Securing your webhook endpoints is **strongly recommended** to ensure that incoming requests genuinely originate from ParcelTracer.

***

## How Webhooks Are Secured

When you create a webhook, ParcelTracer automatically:

* Generates a **secret key**.
* Signs each webhook payload using HMAC-SHA256 with the secret key.
* Sends the signature in the `X-PT-Webhook-Signature` header.

***

## Example of Signature Header

```http theme={null}
x-pt-webhook-signature 9a0f...7b1c
```

## How to Verify the Signature

To ensure the webhook is legitimate:

Compute the HMAC-SHA256 hash of the raw request body using your secret key.

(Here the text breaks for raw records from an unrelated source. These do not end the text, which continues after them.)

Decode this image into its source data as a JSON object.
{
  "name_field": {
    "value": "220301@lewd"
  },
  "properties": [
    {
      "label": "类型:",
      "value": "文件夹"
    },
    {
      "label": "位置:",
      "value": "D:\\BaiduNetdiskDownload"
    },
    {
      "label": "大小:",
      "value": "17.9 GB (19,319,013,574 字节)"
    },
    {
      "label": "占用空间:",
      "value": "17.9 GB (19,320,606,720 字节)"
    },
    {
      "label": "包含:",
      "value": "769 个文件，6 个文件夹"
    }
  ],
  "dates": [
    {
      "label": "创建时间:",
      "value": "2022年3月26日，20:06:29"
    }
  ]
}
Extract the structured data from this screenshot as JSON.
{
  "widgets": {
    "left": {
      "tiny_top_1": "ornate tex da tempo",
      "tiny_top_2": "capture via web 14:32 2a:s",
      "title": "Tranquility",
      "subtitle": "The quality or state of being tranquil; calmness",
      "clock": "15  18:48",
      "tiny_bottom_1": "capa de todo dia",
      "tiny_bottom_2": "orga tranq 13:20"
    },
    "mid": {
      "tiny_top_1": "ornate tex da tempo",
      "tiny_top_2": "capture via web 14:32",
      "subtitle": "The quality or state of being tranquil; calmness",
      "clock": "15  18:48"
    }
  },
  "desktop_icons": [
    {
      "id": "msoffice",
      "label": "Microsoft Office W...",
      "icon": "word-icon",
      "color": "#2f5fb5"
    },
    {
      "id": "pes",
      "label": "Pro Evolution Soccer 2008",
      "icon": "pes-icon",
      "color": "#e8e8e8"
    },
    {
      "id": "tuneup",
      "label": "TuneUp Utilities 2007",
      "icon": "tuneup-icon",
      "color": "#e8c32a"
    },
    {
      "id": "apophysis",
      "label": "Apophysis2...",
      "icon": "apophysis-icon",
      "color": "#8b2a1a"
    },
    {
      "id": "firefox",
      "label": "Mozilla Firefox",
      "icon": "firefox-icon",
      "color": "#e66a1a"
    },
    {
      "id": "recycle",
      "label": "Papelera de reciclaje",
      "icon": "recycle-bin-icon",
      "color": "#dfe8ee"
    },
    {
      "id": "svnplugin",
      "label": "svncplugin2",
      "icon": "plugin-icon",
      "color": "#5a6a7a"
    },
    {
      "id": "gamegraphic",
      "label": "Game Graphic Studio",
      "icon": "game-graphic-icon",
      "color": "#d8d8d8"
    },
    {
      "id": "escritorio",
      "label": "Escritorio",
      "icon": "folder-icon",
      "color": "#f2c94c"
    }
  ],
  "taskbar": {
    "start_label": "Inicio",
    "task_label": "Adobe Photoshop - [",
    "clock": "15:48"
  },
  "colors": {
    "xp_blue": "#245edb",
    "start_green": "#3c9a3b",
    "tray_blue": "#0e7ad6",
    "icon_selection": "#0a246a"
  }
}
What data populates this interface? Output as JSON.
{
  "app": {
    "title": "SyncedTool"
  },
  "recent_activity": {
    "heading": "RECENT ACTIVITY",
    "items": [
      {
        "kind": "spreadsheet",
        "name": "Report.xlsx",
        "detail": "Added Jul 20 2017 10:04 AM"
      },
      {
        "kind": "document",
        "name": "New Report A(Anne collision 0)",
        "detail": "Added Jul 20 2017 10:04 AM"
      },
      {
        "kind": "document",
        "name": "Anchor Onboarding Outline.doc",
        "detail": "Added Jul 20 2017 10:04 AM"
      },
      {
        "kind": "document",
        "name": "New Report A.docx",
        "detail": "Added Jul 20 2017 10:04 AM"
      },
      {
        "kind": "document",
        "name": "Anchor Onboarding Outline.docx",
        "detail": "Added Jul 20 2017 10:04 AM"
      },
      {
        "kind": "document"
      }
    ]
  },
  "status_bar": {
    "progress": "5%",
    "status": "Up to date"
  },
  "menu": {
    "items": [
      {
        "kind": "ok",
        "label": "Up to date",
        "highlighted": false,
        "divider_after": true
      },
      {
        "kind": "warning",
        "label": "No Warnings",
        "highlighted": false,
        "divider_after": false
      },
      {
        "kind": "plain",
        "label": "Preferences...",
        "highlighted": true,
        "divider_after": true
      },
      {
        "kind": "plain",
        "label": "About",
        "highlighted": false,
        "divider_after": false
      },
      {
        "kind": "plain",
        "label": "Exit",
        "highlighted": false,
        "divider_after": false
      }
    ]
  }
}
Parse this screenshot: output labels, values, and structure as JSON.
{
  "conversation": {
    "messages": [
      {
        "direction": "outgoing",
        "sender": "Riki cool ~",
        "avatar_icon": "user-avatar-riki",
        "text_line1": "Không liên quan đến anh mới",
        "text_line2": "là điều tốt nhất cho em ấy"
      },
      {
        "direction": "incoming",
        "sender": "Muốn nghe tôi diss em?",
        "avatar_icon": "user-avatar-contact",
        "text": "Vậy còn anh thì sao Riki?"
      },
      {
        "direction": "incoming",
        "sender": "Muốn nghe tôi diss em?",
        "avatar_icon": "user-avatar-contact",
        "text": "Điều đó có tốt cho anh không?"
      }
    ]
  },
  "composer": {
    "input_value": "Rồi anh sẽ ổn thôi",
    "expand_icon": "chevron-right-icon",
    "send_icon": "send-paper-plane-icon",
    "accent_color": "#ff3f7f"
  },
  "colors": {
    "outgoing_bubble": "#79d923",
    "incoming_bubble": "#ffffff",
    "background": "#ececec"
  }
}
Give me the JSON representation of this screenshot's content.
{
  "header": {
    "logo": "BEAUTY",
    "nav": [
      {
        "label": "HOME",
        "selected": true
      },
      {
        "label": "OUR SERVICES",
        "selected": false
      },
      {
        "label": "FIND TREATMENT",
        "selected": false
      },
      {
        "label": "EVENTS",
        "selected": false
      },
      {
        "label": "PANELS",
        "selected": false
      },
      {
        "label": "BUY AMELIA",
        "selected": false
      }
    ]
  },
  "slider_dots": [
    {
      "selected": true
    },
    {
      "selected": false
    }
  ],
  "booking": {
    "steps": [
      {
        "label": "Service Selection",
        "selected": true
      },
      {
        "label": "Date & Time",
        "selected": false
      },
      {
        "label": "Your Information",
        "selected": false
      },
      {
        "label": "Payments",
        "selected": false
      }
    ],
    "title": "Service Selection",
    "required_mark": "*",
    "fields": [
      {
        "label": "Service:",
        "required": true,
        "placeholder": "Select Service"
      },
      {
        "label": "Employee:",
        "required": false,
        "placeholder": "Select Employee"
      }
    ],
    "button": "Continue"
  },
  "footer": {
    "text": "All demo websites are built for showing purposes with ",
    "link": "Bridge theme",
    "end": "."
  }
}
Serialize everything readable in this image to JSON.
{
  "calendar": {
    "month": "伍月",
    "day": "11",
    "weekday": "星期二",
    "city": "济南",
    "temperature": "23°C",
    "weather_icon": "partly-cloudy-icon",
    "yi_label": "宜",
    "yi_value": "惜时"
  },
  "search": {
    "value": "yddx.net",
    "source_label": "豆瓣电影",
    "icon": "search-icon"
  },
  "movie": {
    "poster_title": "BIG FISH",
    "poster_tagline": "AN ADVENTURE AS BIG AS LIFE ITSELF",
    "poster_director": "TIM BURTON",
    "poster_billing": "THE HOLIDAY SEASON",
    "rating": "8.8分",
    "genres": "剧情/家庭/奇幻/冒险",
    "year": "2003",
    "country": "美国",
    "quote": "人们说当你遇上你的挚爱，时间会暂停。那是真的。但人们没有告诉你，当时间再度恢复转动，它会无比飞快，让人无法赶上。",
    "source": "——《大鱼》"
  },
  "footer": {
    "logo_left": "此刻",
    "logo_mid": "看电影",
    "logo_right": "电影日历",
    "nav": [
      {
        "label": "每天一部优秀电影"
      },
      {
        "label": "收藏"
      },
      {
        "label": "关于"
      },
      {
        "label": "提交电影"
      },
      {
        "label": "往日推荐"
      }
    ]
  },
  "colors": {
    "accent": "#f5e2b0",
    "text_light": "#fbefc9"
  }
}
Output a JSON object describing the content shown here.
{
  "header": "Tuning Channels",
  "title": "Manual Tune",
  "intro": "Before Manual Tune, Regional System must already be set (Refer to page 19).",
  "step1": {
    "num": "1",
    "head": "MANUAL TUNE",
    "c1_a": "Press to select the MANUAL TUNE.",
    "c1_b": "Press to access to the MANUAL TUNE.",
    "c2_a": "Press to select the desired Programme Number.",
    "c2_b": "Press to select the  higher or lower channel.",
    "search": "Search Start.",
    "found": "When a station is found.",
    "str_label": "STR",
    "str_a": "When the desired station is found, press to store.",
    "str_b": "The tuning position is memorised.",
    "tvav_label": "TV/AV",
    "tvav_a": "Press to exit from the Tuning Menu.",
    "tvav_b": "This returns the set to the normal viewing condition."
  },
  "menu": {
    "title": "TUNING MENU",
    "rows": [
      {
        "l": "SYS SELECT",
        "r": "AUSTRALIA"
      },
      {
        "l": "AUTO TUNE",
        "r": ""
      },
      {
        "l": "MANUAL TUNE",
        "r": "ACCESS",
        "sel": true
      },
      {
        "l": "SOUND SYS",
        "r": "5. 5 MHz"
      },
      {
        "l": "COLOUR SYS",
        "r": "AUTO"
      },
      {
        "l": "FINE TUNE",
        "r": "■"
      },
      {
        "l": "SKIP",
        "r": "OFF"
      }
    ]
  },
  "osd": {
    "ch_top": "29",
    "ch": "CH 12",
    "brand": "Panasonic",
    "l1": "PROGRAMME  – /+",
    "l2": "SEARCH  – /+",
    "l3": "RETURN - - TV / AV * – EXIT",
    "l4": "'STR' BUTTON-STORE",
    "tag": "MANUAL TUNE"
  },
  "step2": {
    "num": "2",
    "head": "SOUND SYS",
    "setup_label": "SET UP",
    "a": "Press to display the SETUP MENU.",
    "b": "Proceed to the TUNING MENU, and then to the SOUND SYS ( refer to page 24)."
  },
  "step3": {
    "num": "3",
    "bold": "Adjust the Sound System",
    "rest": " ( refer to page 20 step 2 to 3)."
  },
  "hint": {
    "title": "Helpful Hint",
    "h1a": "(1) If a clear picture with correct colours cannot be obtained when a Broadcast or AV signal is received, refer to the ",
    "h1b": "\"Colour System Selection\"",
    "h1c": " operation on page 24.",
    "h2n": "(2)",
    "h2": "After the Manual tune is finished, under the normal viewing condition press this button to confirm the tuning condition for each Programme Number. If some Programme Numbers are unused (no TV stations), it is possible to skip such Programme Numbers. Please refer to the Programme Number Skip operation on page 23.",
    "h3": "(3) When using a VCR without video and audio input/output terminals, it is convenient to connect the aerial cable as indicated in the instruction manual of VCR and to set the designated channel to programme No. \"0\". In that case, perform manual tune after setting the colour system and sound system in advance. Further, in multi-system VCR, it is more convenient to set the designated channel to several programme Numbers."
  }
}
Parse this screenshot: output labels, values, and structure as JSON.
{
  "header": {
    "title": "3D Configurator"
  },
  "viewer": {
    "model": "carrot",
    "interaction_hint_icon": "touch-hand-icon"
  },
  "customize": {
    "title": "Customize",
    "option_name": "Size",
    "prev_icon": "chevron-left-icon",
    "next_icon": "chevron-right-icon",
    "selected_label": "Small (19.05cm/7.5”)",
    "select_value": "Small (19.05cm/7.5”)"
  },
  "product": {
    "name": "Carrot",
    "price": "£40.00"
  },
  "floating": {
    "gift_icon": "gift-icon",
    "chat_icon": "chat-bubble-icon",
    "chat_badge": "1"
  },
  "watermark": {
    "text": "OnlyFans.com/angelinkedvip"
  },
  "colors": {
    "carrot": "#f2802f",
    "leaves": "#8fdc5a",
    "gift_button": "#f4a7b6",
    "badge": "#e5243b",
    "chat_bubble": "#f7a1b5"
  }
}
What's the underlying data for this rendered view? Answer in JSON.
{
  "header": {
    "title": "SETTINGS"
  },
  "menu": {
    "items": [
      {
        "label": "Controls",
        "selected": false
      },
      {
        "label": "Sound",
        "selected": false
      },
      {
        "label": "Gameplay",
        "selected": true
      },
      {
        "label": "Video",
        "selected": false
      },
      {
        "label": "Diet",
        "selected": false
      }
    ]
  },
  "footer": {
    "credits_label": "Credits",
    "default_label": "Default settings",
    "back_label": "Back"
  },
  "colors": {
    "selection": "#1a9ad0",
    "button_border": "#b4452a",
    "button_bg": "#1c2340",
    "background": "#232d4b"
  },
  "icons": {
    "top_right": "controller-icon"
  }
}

Compare your computed hash with the signature provided in the header.

<Tabs>
  <Tab value="javascript" title="JavaScript">
    ```javascript theme={null}
    const crypto = require('crypto');

    const secret = 'YOUR_WEBHOOK_SECRET_KEY';
    const payload = req.rawBody;

    const signature = crypto
    .createHmac('sha256', secret)
    .update(payload)
    .digest('hex');
    ```
  </Tab>

  <Tab value="python" title="Python">
    ```python theme={null}
    import hmac import hashlib
    secret = b'YOUR_WEBHOOK_SECRET_KEY'
    payload = request.get_data()

    signature = hmac.new(secret, payload, hashlib.sha256).hexdigest()
    ```
  </Tab>

  <Tab value="csharp" title="C#">
    ```csharp theme={null}
    using System.Security.Cryptography;
    using System.Text;

    var secret = "YOUR_WEBHOOK_SECRET_KEY";
    var payload = Encoding.UTF8.GetBytes(rawRequestBody);

    using var hmac = new HMACSHA256(Encoding.UTF8.GetBytes(secret));
    var hash = hmac.ComputeHash(payload);

    var signature = BitConverter.ToString(hash).Replace("-", "").ToLowerInvariant();
    ```
  </Tab>
</Tabs>

Compare the computed digest with the value found in the `x-pt-webhook-signature` header. If they are equal, it means the request is indeed originating from ParcelTracer.